Homeward from OBI
Fours days of ontology bashing at an OBI meeting; this leaves me extremely glad to be going home. The meeting was long, hard and tiring. We got a lot done in the time available, though, and that was impressive. All the people in the room knew what they were doing, and we managed to work together and in parallel to an impressive extent. Even while listening to the main conversation, most people were also skype chatting about something else to those in and outside the room.
I spend a considerable time working on the paper, which will accompany the release. I got this job, mostly as to regularise and clean up the English, but in the end did rather more than this; I hope people are not upset about the stuff that I took out; the whole thing was done “pair programming style”, although I had different pairs for different sections.
Despite all the efforts, though, there are still tracker items open for the 1.0 release, and thats not ideal, but it is good that we are much closer to it.

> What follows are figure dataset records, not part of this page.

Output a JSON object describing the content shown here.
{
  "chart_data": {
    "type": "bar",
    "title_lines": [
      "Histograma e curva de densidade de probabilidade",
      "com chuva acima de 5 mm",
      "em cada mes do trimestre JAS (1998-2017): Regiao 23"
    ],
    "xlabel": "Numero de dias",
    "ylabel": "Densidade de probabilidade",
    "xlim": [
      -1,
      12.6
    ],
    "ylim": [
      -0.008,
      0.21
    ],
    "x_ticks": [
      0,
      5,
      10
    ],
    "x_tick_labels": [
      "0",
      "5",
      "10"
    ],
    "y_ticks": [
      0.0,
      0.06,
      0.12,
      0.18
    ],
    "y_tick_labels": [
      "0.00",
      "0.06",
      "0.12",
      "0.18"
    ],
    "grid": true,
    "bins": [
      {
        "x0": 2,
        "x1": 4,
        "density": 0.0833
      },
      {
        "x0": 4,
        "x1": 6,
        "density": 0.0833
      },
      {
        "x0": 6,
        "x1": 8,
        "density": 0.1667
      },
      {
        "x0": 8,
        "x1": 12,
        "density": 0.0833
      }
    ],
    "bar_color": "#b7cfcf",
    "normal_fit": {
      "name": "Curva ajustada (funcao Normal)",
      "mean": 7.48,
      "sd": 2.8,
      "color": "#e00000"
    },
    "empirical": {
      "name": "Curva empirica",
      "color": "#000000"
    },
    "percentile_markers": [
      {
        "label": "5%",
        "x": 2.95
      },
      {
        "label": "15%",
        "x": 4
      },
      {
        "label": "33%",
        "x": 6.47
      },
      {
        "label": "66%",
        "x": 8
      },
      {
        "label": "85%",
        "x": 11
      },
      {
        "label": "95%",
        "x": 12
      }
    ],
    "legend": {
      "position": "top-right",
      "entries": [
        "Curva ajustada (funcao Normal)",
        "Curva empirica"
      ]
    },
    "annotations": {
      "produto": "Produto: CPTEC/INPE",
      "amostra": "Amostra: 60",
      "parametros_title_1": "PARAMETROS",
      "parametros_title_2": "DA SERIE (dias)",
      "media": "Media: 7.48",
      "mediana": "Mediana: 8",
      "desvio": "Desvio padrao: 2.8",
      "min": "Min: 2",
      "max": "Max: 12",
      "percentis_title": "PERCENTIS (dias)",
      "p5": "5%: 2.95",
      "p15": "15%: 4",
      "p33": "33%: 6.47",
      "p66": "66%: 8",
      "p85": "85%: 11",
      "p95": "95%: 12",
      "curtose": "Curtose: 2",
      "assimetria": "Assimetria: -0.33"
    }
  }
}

Philly was much as I remember it; it’s a reasonably pleasant city. It doesn’t feel too aggressive and it’s relatively quiet. As I had a late flight out today (meeting finished yesterday), I spent the time wandering around town; like too many US cities Philly has been built to be easy to drive through, rather than good to live in, but you Philly is okay for walking around. They have a nice parkway area on JFK boulevard; I had a nice guided tour around the Rodin museum, which was wonderful, even if lacking The Thinker which is normally their show piece entranceway sculpture. Rodin was big on hands, it turns out, and rather fond of the musculature of backs; the captions on the bronzes suggest that he was having affairs with many of his models, so I wonder if this stems from…well, you can work it out.
After that, I wandered up to the art museum past the twee statue of Rocky Balboa, and the converse footprints sculpted in the stairs. The art museum itself is huge; the Thinker is temporarily here, so I got to see it after all, but I think it needs to be outside. As well as the traditional galleries, and strangely, they also have a lot of furniture there, and have imported whole rooms from various places. For me, the Asian section was the best; they had an Indian temple, dark and brooding in the half-light, and a Chinese room with the most amazing timbers. I felt the indoor Romanesque outside courtyard (erm…) was taking it a bit too far.
Not much left to be done after an afternoon full of culture; on the way back to the hotel, I looked for a little park on Chestnut that I had wanted to see and a falafel shop which I had seen sign posted. I found neither; the park had left no traces at all, the falafel shop I found a poster for, but I walked all the street and as far as I can tell 1740 Sansome is a multistory parking lot.
Back where I started, sitting in the airport; tick, tock, tick, tock.